Pada ujung tulang yang membentuk persendian akan terlihat tulang yang lebih padat dan ini disebut sebagai articular (bony) endplate. Di dalam bagian ini akan dijumpai kanal Havers yang paralel dengan permukaan sendi. Sebelah bawahnya terletak tulang yang lebih longgar dan dapat mengandung sumsum tulang merah. Bony endplate akan diselubungi oleh rawan sendi hialin yang diikat oleh jaringan serabut kolagen. Rawan sendi berguna untuk meredam tekanan dan gerakan menggelincir (sliding). Diantara dua bony endplate terdapat rongga sendi yang berisikan beberapa mililiter cairan sinovium. Stabilitas sendi penting untuk pergerakan antar rawan sendi disamping rendahnya pergesekan antar rawan sendi. Stabilitas sendi diperankan oleh struktur yang dibentuk oleh konfigurasi sendi, ligamentum, kapsul sendi, dan otot yang mengontrol pergerakan. Perbedaan konfigurasi sendi disesuaikan dengan dampak tekanan dan lingkup gerak sendi (range of motion / ROM) yang dimaksud. Kapsul dan ligamentum terdiri dari jaringan ikat padat yang membungkus sendi serta melekat pada tulang terdekat dengan persendian. Di dalam kapsul terletak ligamentum yang sebagian besar adalah serabut kolagen.

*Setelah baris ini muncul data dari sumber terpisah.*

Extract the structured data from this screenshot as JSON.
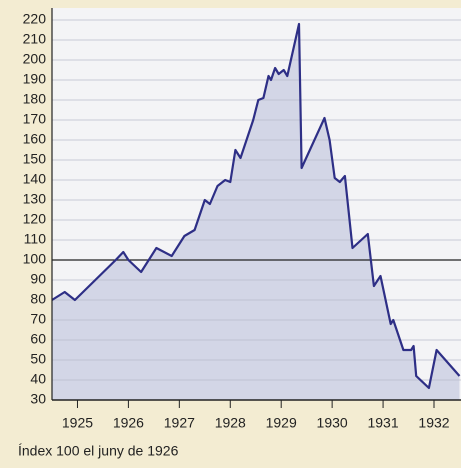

Satu lapisan jaringan ikat yang mengandung sel sinoviosit akan menutupi seluruh rongga sendi dan kapsul sendi membentuk kantong yang tidak lengkap yaitu pada bagian rawan sendi tidak dilapisi. Sel ini akan dilindungi oleh struktur yang terdiri dari vascular adipose, jaringan fibrosa atau areolar untuk memungkinkan lebih longgarnya kantong tersebut, mudah digerakkan dan tidak terjepit diantara sendi saat pergerakkan. Jaringan sinovium kaya akan pembuluh darah untuk menunjang hidup sinoviosit dan pembentukan cairan sendi, dan ujung saraf. Saraf, selain pada jaringan sinovium, juga berada dalam kapsul, ligamentum, tendon dan muscle spindles.

Struktur rawan sendi

Rawan sendi dan cairan sendi beranggung jawab atas pergerakan yang memiliki tingkat gesekan rendah (low friction). Pada manusia tebal rawan sendi kurang dari 5 mm tergantung jenis sendi dan lokasi di dalam sendi. Wrana putih padat rawan sendi ini akan berubah kekuning-kuningan sesuai dengan pertambahan usia. Struktur rawan sendi pada umumnya semirigid dan permukaannya yang tampak halus sebenarnya ireguler. Terdapat bagian yang lebih rendah atau tertekan (depressed) dengan variasi kedalaman m serta jumlahnya cukup banyak yaitu sekitar 430/mm2.antara 20 – 40 Ketidakteraturan permukaan sendi ini dibuktikan melalui pencitraan mikroskop elektron.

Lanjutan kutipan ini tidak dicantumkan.